Imagine you have to blow your nose. You don’t have any pockets and no tissues are handy. But wait! You’re wearing your Sockerchiefs!
Sockerchiefs, the latest in my line of horrible and pointless inventions, would be a handkerchief attached to your sock with velcro.
Reach down, rip off the top half of your socks, and blow your nose. Then simply re-attach the hankie to the Sockerchief.
This is possibly even more disgusting than the Beer Hat Neti Pot! It’s extra cringe-worthy since no one would want velcro on their handkerchief. And since it’s easy enough to tuck your handkerchief into the top of your sock if you don’t have pockets (along with your money and ID) it’s also quite pointless. But I’m recording all my bad inventions because I’m still bitter about predicting the cat-ear hat trend back in 1993 or so and then failing to make millons of dollars when people started wearing animal ear hats for real. 20 years from now when the Sockerchief or Cat Egg industrial empire rules the world I can at least point here and say “I told you so”.
I have endless frivolous bad inventions! World, I bring you . . . the Beer Hat Neti Pot.

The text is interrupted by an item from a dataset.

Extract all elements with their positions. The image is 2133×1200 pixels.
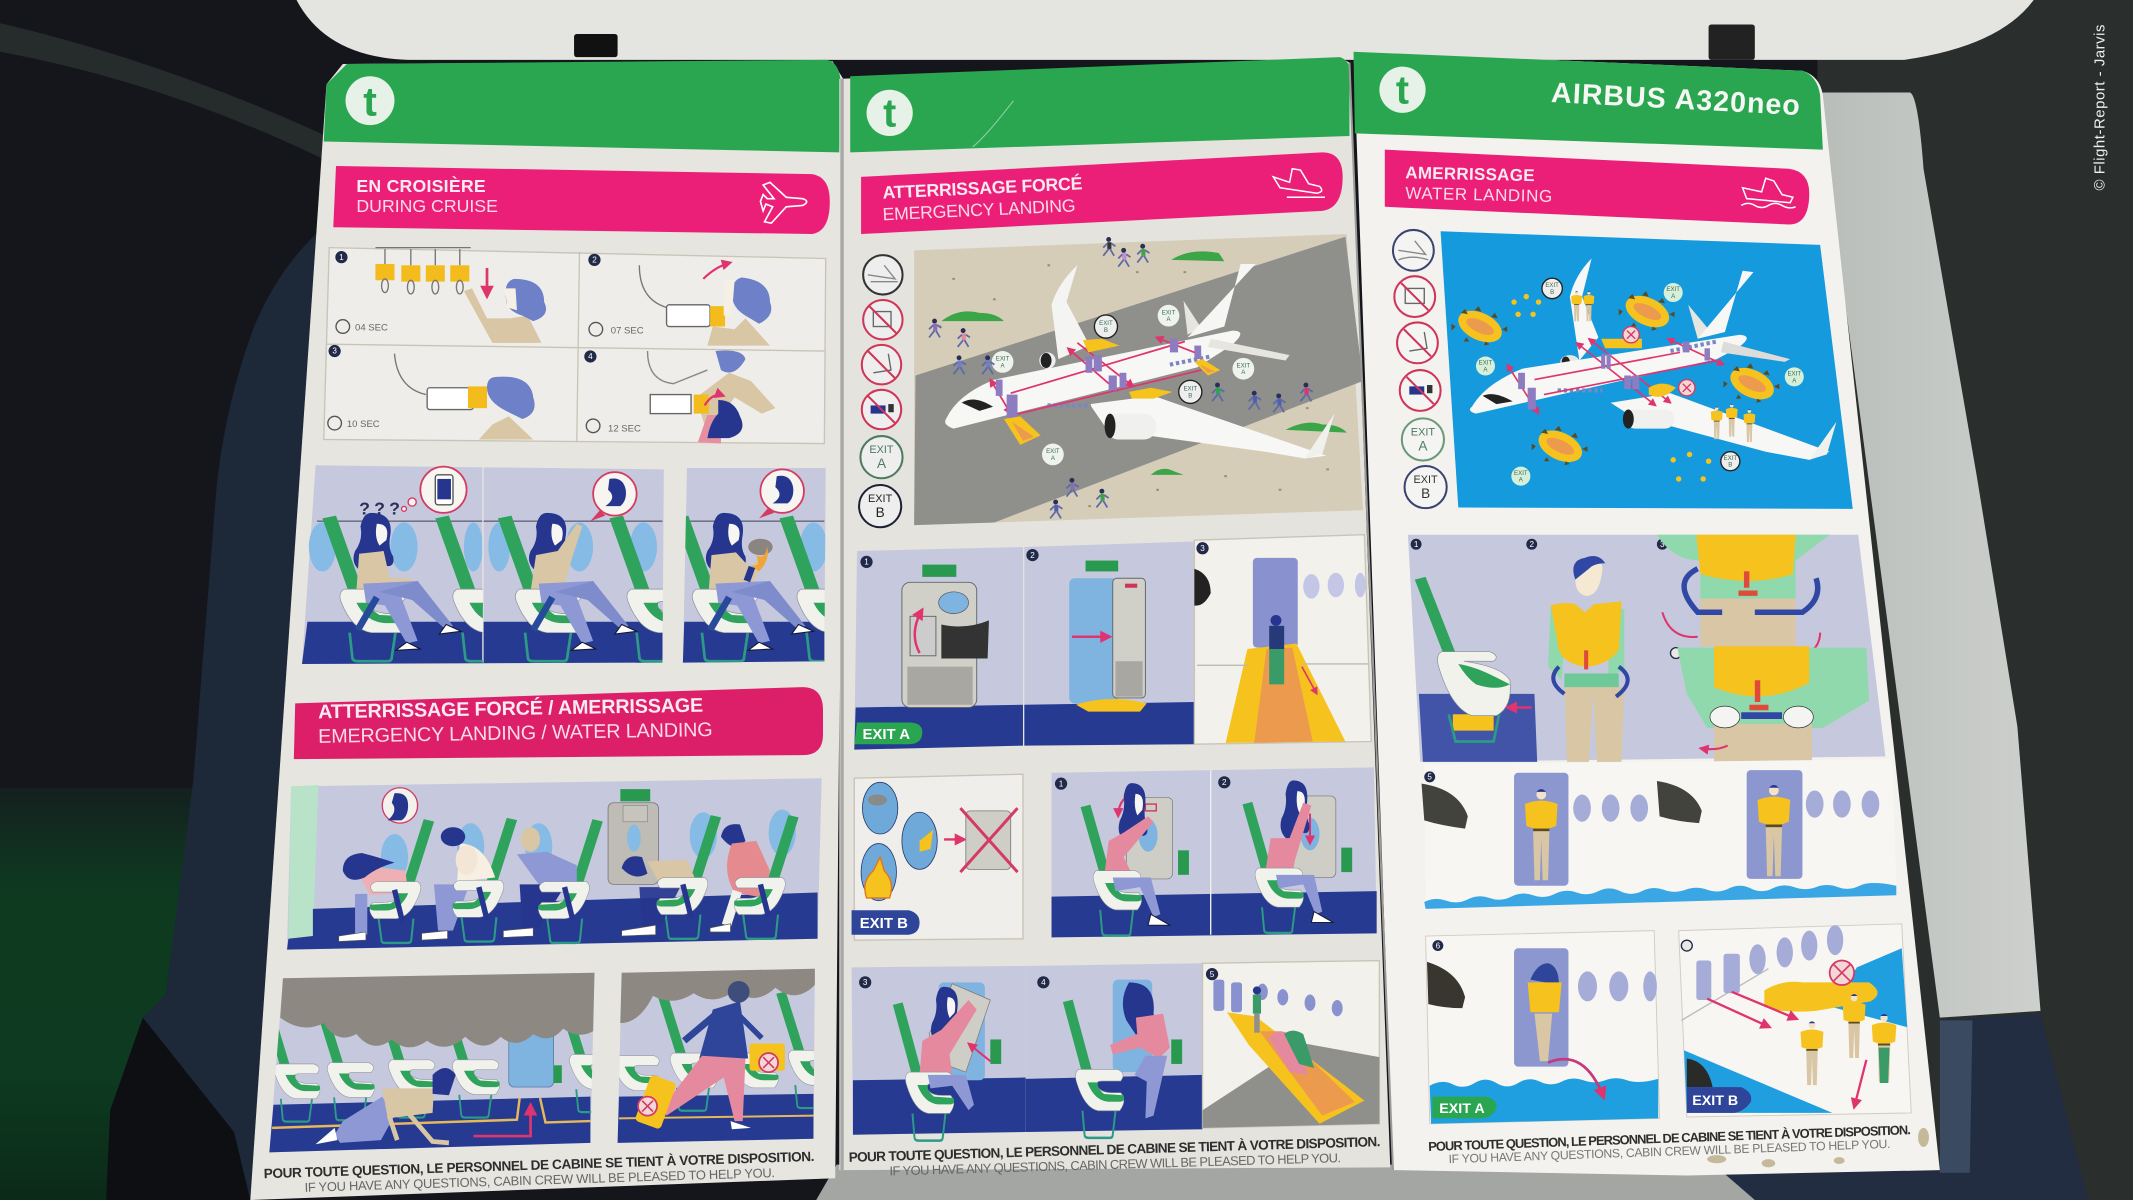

Beer hats are those contraptions that rig up two cans of beer on your head, one on either side of a hat, with plastic tubing so that the beer siphons into your mouth.
You can be too drunk to lift up your own beer and still keep drinking. Grrrreat.

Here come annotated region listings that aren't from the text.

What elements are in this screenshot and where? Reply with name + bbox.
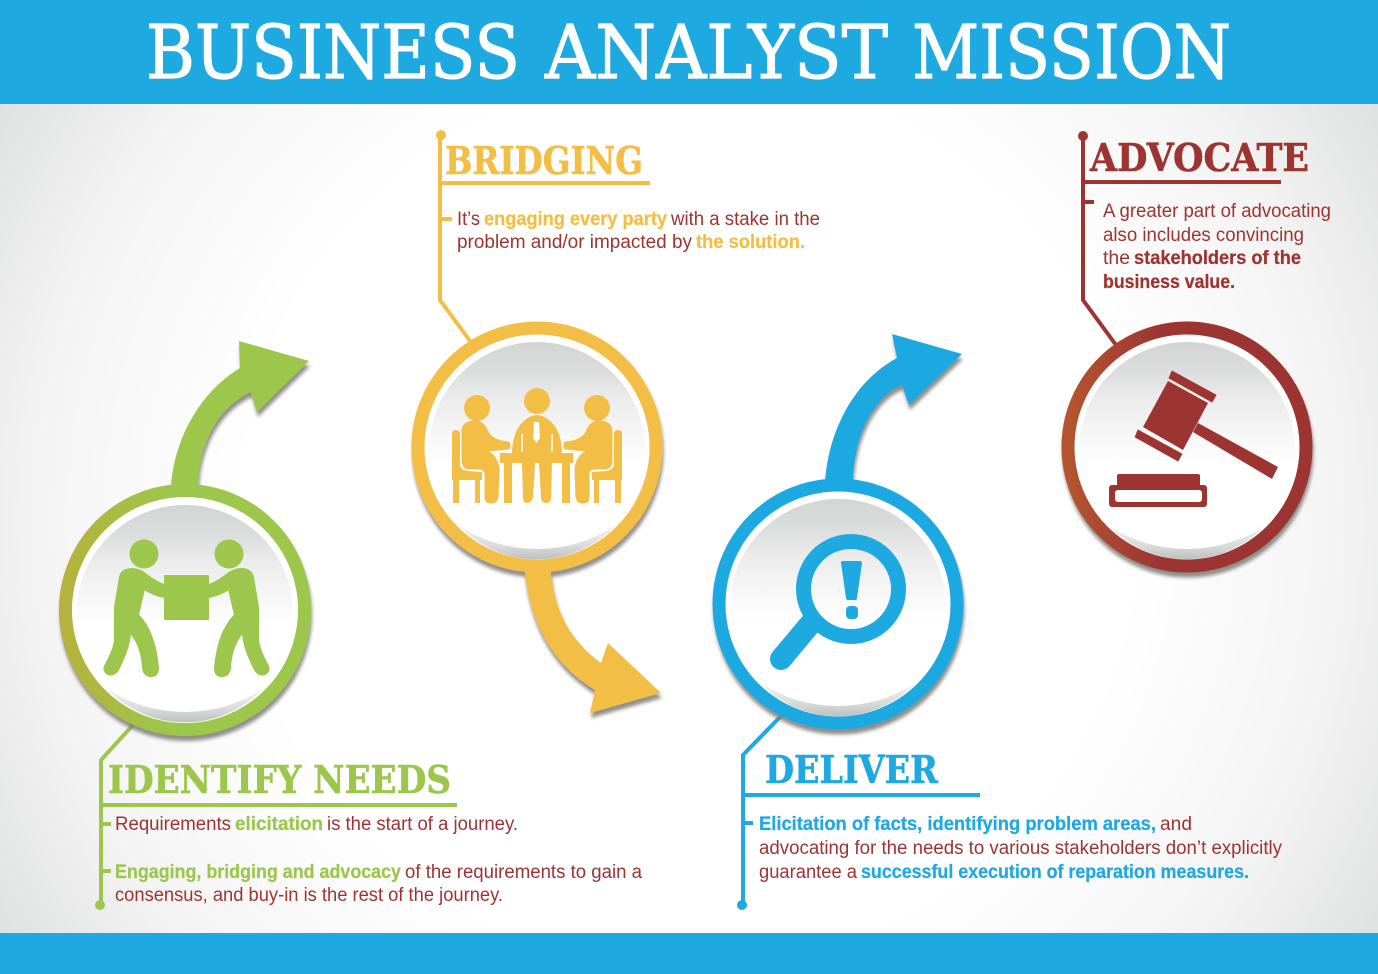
text block: identify needs: Engaging, bridging and advocacy — [115, 862, 401, 883]
connector dot: deliver — [737, 900, 747, 910]
text block: deliver — [759, 814, 1282, 883]
text block: identify needs: is the start of a journey. — [327, 814, 518, 835]
connector dot: identify needs — [95, 900, 105, 910]
text block: identify needs: Requirements — [115, 814, 231, 835]
disc: deliver — [730, 499, 946, 716]
title: MISSION — [912, 10, 1231, 96]
heading: identify needs: IDENTIFY NEEDS — [108, 757, 451, 802]
text block: identify needs: of the requirements to gain a — [405, 862, 642, 883]
connector line: bridging — [440, 135, 650, 341]
text block: bridging: engaging every party — [484, 209, 667, 230]
text block: bridging: problem and/or impacted by — [457, 232, 692, 253]
text block: advocate: stakeholders of the — [1134, 248, 1301, 269]
top banner — [0, 0, 1378, 104]
connector line: advocate — [1083, 136, 1281, 345]
panel: deliver — [719, 334, 1282, 910]
ring and arrow: identify needs — [66, 341, 309, 730]
title — [146, 10, 1231, 96]
text block: bridging — [457, 209, 820, 253]
text block: advocate: also includes convincing — [1103, 225, 1304, 246]
panel: advocate — [1068, 131, 1331, 566]
connector line: deliver — [743, 715, 980, 905]
heading: bridging: BRIDGING — [445, 138, 643, 183]
bottom banner — [0, 933, 1378, 974]
icon: two people carrying a box — [104, 540, 269, 676]
text block: advocate: business value. — [1103, 272, 1235, 293]
connector dot: bridging — [436, 130, 446, 140]
text block: identify needs: consensus, and buy-in is the rest of the journey. — [115, 885, 503, 906]
text block: advocate — [1103, 201, 1331, 293]
panel: identify needs — [66, 341, 642, 910]
heading: advocate: ADVOCATE — [1089, 135, 1309, 180]
panel: bridging — [418, 130, 820, 713]
text block: advocate: the — [1103, 248, 1130, 269]
ring and arrow: deliver — [719, 334, 962, 723]
disc: advocate — [1079, 342, 1295, 559]
text block: deliver: and — [1160, 814, 1192, 835]
ring and arrow: bridging — [418, 328, 661, 713]
text block: deliver: guarantee a — [759, 862, 857, 883]
connector dot: advocate — [1078, 131, 1088, 141]
title: ANALYST — [544, 10, 888, 96]
text block: bridging: It’s — [457, 209, 480, 230]
icon: gavel — [1109, 371, 1278, 507]
text block: bridging: with a stake in the — [670, 209, 820, 230]
disc: identify needs — [77, 505, 293, 722]
text block: identify needs — [115, 814, 642, 906]
text block: bridging: the solution. — [696, 232, 805, 253]
icon: meeting — [452, 388, 622, 503]
connector line: identify needs — [101, 725, 457, 905]
text block: deliver: advocating for the needs to various stakeholders don’t explicitly — [759, 838, 1282, 859]
disc: bridging — [429, 342, 645, 559]
text block: advocate: A greater part of advocating — [1103, 201, 1331, 222]
title: BUSINESS — [146, 10, 520, 96]
icon: magnifier with exclamation mark — [781, 542, 898, 659]
text block: deliver: successful execution of reparation measures. — [861, 862, 1249, 883]
text block: identify needs: elicitation — [235, 814, 323, 835]
text block: deliver: Elicitation of facts, identifying problem areas, — [759, 814, 1156, 835]
heading: deliver: DELIVER — [765, 747, 938, 792]
ring: advocate — [1068, 328, 1306, 566]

Neti pots are those little teapot looking things that you stick up your nose to irrigate your sinuses with salt water. They’re very effective at helping a stuffed up nose!
So obviously, there is a socially useful medical application for the Beer Hat!
Yes, the Beer Hat Neti Pot will bring joy and healthy nasal passages ! Even if your sinus infection is so bad you can’t bear to bend over the sink to rinse your sinuses in salt solution, you can wear the BHNP in bed or around the house. The tubes come down from bottles of salt water attached to the hat, and go right up your nostrils. An elastic band will help keep the nose tubes securely attached.
Perhaps some intrepid voyagers in the world of terrible inventions would want to irrigate their sinuses with beer!
Using a nose mask or perhaps a snorkel, the backwash from your snotty nose could then be channelled into another tube that goes into a Camelbak backpack.
Or if you live on a boat like I do, you could go on deck and let your nose water flow freely into the harbor.
I have allergies and get a lot of sinus infections so I’ve had a lifetime to think about this important issue!
I will make ONE MILLION DOLLARS.
Someday I’ll blog seriously about books and politics and poetry again, I promise.